A Delta Air Lines flight was forced to make a U-turn over the Atlantic Ocean after the pilots discovered there was an issue with the fuel.

Newsweek was the first to report the news.

The Delta flight took off on July 24 from John F. Kennedy International Airport in New York and was supposed to carry on to Kotoka International Airport in Accra, Ghana, for Newsweek.

Instead, the plane turned around mid-flight and returned to New York, according to the report.

Delta didn’t immediately respond to Insider’s request for comment about the incident outside normal business hours. A spokesperson for the airline told Newsweek the plane flew back to JFK airport “out of an abundance of caution due to a fuel imbalance in-flight.”

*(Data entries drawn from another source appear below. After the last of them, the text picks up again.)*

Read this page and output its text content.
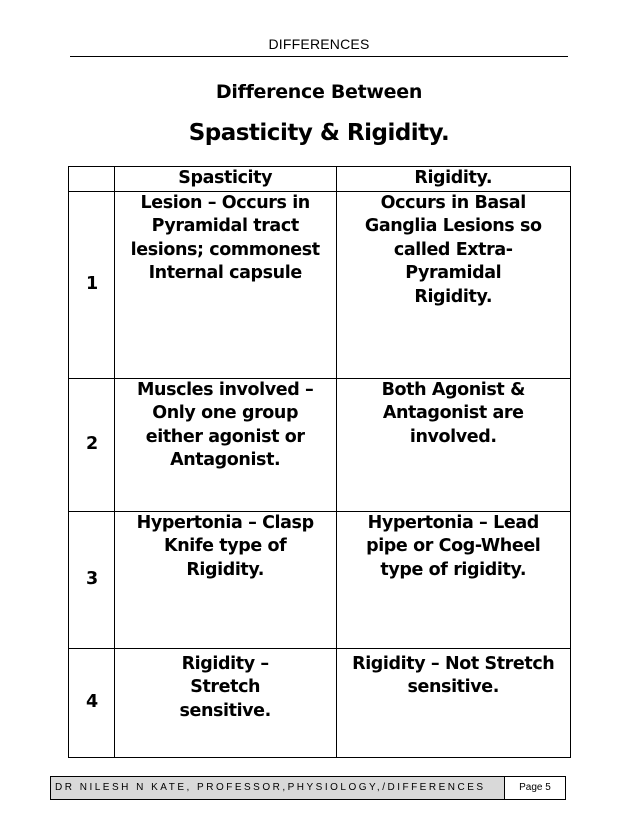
DIFFERENCES
Difference Between
Spasticity & Rigidity.
	Spasticity	Rigidity.
1	Lesion – Occurs in Pyramidal tract lesions; commonest Internal capsule	Occurs in Basal Ganglia Lesions so called Extra-Pyramidal Rigidity.

2	Muscles involved – Only one group either agonist or Antagonist.	Both Agonist & Antagonist are involved.

3	Hypertonia – Clasp Knife type of Rigidity.	Hypertonia – Lead pipe or Cog-Wheel type of rigidity.

4	Rigidity – Stretch sensitive.	Rigidity – Not Stretch sensitive.
DR NILESH N KATE, PROFESSOR,PHYSIOLOGY,/DIFFERENCES	Page 5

A fuel imbalance is when the amount of fuel between the left and right fuel tanks in aircraft wings is unequal, according to Boeing.

“An emergency was declared on arrival at JFK to obtain priority handling from air traffic control,” the Delta spokesperson told Newsweek. The flight landed in New York safely and the passengers disembarked the plane, the spokesperson added.

A map shows the rough location of where a Delta flight from JFK to Accra, Ghana was forced to turn round.

A map shows the rough location of where a Delta flight from JFK to Accra, Ghana was forced to turn round.

Google Maps


One passenger on the flight, YouTuber Arieh Smith, uploaded a video about his experience of the plane turning around around two hours into flight.

“I see the captain come down the aisle and start looking out the window at the wing of the plane,” the YouTuber said in the video. The captain then made an announcement to passengers on the flight, saying the plane had a fuel issue which meant it had to return to New York, Smith said, who has more than five million YouTube followers.

Smith described it as “the scariest day of my life.”

After the plane landed in New York, Smith got to enter the plane’s cockpit and talk to the pilots, who told him in the video: “We were not able to automatically or manually balance the fuel so we could not continue the flight.”

Smith didn’t immediately respond to Insider’s request for comment.

Fuel problems in aircraft aren’t unheard of. Last week, a Qantas Airways plane came close to running out of fuel on approach to Perth, Australia, forcing the crew to declare an emergency for priority landing.